―(すべてが壊れる)実践演習前―
場所は戻ってアグノーメン総合学院、SSSクラス寮にて、いつもの朝が訪れたとは言いがたかった。起きたらリビングに死人のように眠るクレシェラ一族がいたからだ。朝ごはんを並べようとリビングに来たディルはその光景に料理を抱きかかえて悲鳴を上げた。
「うわぁぁぁぁ。死んでる!?死んでるのか!?」
机に急いで料理を置き、領主であるアイリスの脈を真っ先に確認する。
「失礼します。良かった生きてる。」
心の底から安堵した。そして全員起きたかと思えば、
「あと5分。
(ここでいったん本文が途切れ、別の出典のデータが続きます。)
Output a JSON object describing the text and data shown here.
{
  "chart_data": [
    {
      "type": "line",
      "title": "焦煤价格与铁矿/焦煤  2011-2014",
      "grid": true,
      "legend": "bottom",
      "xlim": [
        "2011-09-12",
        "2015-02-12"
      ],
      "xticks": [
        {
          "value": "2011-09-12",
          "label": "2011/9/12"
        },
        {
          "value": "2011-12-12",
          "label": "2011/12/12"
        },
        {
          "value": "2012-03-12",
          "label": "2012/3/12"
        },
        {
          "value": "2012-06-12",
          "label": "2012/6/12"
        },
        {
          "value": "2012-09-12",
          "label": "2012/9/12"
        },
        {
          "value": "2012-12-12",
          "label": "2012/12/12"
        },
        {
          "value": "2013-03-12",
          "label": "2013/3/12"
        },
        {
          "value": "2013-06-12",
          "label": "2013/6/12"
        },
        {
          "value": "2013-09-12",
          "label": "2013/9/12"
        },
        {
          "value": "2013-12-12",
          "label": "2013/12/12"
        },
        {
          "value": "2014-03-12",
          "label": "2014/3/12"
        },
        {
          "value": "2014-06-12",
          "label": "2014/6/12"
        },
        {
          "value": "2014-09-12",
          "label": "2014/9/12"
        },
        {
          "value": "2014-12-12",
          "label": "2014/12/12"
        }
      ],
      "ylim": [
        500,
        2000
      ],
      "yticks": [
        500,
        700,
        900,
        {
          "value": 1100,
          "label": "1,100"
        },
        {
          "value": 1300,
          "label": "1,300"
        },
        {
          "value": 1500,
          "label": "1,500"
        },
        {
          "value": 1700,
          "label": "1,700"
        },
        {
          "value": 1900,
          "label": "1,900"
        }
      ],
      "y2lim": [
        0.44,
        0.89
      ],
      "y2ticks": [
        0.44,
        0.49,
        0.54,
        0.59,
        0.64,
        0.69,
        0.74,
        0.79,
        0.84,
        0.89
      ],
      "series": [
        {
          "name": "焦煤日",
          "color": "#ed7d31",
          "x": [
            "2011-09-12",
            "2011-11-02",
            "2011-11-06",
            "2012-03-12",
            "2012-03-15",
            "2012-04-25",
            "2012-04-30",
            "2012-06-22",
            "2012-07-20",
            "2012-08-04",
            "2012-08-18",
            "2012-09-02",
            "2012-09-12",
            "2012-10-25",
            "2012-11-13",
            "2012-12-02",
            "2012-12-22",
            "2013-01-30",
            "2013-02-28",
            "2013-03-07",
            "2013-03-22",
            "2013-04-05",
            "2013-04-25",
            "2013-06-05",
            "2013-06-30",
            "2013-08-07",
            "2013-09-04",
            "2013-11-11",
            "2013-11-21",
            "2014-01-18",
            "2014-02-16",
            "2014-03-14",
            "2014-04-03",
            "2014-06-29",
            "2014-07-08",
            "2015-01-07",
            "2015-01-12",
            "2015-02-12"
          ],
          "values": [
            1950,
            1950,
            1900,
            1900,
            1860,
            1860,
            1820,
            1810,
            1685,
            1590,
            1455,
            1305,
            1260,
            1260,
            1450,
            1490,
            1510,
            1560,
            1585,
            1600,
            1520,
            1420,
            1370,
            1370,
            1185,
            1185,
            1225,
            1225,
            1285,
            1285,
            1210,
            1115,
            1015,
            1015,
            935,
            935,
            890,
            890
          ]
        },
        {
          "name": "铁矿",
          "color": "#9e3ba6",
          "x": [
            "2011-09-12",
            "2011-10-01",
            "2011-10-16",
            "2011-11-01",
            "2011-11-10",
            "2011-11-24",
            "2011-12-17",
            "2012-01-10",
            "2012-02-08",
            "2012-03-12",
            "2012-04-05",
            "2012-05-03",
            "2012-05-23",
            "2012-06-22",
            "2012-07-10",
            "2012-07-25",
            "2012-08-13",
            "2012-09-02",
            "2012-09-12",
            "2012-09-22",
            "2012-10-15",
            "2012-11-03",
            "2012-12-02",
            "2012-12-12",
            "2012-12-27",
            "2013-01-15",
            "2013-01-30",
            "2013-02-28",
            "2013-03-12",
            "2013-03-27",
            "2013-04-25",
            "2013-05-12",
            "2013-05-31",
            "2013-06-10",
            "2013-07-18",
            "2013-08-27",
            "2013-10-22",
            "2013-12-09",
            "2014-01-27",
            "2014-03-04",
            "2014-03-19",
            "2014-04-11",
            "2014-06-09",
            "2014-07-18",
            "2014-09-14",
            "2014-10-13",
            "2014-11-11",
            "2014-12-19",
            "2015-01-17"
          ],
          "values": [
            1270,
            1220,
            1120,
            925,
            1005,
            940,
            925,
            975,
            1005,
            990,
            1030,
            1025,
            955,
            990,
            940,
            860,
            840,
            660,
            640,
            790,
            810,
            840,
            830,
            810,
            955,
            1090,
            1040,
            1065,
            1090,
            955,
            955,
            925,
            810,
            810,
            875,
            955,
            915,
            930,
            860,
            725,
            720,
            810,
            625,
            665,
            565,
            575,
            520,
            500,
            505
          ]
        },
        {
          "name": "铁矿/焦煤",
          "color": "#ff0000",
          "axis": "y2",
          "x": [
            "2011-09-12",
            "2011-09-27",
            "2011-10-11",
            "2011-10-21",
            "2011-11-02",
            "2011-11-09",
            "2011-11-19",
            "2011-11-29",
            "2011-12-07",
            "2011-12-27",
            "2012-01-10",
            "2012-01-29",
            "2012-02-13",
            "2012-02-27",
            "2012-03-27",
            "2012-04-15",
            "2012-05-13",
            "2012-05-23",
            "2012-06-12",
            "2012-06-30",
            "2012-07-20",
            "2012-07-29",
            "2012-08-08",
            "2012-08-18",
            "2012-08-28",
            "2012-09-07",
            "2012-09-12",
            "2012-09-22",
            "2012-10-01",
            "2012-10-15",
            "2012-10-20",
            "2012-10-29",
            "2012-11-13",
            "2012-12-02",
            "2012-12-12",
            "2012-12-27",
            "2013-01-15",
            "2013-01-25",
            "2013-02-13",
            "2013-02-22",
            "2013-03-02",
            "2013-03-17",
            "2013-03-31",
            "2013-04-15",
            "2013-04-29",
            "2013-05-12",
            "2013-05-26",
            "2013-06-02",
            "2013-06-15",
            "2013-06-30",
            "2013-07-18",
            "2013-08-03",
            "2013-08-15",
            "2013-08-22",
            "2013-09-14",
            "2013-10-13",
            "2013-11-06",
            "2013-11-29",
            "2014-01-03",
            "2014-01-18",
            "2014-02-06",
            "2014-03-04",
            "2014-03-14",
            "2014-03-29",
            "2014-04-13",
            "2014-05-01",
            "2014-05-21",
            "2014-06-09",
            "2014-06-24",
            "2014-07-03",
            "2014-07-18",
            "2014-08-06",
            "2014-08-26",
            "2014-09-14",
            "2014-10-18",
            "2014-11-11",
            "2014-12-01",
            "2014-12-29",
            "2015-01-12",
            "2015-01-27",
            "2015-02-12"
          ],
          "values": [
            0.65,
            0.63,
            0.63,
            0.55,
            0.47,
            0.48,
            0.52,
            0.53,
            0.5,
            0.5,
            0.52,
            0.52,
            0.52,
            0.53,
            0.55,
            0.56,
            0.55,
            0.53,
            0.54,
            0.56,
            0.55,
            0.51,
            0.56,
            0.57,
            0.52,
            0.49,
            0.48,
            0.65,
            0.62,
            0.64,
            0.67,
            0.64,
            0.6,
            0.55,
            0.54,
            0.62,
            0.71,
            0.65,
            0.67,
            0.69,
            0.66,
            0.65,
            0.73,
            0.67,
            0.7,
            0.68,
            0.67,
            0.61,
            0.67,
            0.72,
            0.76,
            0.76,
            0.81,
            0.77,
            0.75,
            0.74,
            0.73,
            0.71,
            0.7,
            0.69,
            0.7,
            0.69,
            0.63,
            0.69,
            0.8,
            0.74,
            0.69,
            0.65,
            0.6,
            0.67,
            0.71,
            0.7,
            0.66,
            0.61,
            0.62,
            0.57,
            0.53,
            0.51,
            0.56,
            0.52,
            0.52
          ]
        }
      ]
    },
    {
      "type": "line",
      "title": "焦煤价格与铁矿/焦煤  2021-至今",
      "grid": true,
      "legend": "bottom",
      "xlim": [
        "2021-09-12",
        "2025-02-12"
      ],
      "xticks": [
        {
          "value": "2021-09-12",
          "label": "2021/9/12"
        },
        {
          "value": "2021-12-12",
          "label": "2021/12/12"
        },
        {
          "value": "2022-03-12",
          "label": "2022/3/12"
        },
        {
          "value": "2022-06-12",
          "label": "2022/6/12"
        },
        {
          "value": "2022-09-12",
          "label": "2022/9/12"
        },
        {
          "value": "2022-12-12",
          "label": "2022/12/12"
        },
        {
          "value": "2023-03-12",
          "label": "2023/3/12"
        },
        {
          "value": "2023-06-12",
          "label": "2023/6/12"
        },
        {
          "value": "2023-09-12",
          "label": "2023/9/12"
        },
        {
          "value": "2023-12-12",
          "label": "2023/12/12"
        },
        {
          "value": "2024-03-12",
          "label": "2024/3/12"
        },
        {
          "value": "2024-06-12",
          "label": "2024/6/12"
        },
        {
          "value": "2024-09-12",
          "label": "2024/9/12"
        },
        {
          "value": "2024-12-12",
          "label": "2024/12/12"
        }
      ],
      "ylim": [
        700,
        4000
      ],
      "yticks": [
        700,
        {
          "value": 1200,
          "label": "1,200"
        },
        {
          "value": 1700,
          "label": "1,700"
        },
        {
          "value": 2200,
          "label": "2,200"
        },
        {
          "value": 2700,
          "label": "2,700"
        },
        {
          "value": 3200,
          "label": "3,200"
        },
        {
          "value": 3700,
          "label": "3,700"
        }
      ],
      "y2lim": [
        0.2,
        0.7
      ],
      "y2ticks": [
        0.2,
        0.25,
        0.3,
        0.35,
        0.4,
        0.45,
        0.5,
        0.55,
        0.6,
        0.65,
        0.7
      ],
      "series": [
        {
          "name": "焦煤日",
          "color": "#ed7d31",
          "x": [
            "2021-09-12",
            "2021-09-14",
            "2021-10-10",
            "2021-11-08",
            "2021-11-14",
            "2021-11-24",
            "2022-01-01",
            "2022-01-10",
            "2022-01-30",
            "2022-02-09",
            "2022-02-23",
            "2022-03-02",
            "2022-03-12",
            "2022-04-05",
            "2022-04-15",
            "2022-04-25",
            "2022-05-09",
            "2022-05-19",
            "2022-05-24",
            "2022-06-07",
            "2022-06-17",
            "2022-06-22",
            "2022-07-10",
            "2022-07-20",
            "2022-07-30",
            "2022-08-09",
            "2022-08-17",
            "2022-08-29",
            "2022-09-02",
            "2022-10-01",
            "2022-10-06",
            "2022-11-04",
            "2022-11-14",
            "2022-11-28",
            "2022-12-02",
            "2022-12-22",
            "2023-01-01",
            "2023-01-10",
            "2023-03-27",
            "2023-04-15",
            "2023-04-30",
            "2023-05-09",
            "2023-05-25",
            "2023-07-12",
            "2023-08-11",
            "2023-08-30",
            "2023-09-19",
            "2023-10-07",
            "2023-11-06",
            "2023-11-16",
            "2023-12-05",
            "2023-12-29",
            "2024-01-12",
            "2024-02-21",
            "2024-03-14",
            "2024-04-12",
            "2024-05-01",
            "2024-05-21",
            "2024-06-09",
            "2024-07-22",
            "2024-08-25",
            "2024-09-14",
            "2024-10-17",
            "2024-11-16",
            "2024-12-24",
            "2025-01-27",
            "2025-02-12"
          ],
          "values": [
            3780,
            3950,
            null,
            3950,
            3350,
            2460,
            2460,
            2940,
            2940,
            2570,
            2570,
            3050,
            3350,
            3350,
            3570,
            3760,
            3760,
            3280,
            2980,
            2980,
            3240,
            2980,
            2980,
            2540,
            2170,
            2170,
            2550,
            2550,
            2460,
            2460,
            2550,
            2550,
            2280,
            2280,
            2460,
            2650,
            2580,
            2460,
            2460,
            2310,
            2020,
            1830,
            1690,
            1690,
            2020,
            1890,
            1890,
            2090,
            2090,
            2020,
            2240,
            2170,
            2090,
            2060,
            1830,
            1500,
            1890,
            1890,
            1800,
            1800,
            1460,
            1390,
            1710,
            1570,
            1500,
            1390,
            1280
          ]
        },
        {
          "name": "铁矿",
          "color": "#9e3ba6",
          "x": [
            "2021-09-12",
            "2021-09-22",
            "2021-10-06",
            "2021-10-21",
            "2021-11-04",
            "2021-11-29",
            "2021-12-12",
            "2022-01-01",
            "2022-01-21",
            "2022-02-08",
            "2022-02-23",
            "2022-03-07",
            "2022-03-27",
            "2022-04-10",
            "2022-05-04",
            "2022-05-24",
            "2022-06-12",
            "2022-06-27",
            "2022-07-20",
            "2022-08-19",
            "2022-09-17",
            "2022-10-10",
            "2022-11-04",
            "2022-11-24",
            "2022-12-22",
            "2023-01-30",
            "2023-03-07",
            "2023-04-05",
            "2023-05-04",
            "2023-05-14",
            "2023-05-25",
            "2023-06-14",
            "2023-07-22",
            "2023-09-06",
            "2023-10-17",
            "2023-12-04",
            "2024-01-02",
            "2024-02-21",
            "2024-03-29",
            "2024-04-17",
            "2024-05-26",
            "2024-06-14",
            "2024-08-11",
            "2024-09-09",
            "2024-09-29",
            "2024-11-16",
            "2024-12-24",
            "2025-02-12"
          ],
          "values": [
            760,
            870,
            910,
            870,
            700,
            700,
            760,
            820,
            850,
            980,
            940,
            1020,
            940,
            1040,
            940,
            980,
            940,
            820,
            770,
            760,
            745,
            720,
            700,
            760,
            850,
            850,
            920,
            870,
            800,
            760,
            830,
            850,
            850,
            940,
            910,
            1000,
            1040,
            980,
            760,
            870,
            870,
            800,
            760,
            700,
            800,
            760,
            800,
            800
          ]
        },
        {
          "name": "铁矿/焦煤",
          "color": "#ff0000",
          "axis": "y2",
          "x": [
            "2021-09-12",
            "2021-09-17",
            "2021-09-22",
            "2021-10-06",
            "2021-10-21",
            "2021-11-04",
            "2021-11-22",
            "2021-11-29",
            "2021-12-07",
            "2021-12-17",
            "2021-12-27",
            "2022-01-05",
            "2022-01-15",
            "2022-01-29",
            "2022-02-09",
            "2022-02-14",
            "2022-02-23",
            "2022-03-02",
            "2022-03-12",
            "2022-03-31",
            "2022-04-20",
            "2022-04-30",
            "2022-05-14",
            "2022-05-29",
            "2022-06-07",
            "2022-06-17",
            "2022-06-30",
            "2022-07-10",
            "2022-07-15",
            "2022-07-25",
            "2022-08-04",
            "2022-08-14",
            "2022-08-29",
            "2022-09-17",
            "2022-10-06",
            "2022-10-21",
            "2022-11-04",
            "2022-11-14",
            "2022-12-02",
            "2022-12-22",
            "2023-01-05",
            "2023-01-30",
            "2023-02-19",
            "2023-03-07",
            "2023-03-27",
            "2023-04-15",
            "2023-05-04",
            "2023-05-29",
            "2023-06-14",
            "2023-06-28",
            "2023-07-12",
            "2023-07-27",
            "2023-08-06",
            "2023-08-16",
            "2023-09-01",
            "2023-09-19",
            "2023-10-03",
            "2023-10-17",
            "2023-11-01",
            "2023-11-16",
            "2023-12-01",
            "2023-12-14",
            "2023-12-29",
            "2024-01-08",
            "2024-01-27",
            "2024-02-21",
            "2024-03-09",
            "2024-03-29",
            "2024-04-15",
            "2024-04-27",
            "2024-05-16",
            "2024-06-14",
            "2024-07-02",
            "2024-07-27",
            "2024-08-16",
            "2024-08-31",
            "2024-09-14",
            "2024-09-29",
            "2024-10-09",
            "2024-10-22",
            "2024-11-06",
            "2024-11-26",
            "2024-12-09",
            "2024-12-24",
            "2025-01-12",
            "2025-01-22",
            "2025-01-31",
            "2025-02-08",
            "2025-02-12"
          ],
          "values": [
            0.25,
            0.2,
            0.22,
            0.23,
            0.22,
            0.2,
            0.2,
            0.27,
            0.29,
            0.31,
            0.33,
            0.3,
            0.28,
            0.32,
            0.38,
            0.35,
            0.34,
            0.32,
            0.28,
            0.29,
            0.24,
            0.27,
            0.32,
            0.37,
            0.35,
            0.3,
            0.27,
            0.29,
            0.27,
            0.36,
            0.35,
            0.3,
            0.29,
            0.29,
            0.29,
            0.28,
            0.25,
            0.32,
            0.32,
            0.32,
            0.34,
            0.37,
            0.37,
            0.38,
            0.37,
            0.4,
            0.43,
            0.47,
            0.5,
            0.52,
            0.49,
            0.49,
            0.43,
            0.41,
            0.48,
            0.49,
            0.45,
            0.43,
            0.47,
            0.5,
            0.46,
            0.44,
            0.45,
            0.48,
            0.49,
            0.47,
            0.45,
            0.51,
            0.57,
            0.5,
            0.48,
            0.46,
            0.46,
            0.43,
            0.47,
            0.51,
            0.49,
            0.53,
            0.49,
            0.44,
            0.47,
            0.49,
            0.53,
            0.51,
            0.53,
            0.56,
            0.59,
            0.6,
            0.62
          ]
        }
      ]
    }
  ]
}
」
悲しいことにクレシェラ家全員寝起きが悪かった。
「いや、領主様仕事は!?そしてなんで全員起きてこない!?俺がこんなに大声で叫んでんだぞ!」
切実だった。そこに身動きをしたものがいた。メイである。
「起きたのか!」
しかし
「お兄ちゃん朝からうるさい。」
クッションで耳をふさぎ絶対に起きないというメイの姿勢にディルは絶望した。
「誰がお兄ちゃんなんだよ。」
そのまま床に倒れる。ふと二階を見上げると、面白そうにこちらを見ているアルファルドとゴルシア、そしてゼルアがいた。一気に老けたような声でディルが
「見てないで手伝ってくださいよ。今日は実践演習の日でしょう。兄上、せめて貴方の婚約者のアリアさんを起こしてください。ゼルアさん貴女の上司起こしてくださいよ。ゴルシアさん、ガルシア呼んできてくれませんか。」
お願いという押し付けだった。そして三人はいやいやさが全開の表情で行動しだした。ただし
「今日の実習、ディルを集中的に狙うか。」
アルファルド、弟に容赦なかった。
「そうだな。」
ゴルシアは弟を驚かす準備をしながら答えた。そして数秒後なぜか厨房と実験室が爆発し寝ていた人は寝ぼけて魔法を発動しようとし、朝から大惨事となった。そしてなんとか始まった実習は訓練場で行われた。はじめに教師から注意事項が述べられた。
「注意事項ですが、高位魔法の使用は禁止。殺す攻撃は禁止。魔導具は5個まで使用を認めます。なにか質問のある人は。」
この注意事項を半分寝ながら聞いていたメイが
「⋯⋯アロン先生〜骨折させるのはありですかぁ〜ふぁ〜」
流石に返す言葉がない教師だった。
「いややめろ。」ディル
「せめてヒビ入れるくらいにしよ?」リリア
「やめなさい。」ため息つきながら止めるアリア。
「ところで、誰と戦うんですか?」
フル無視で質問するガルシア。
カオスだった。教師は痛む胃を押さえながら、
「1年生と2,3年生で対決してもらいます。詳しいことはアルファルド君に聞いて下さい。私は結界維持に回りますので。」
完全に逃げの姿勢でよろよろと出ていった。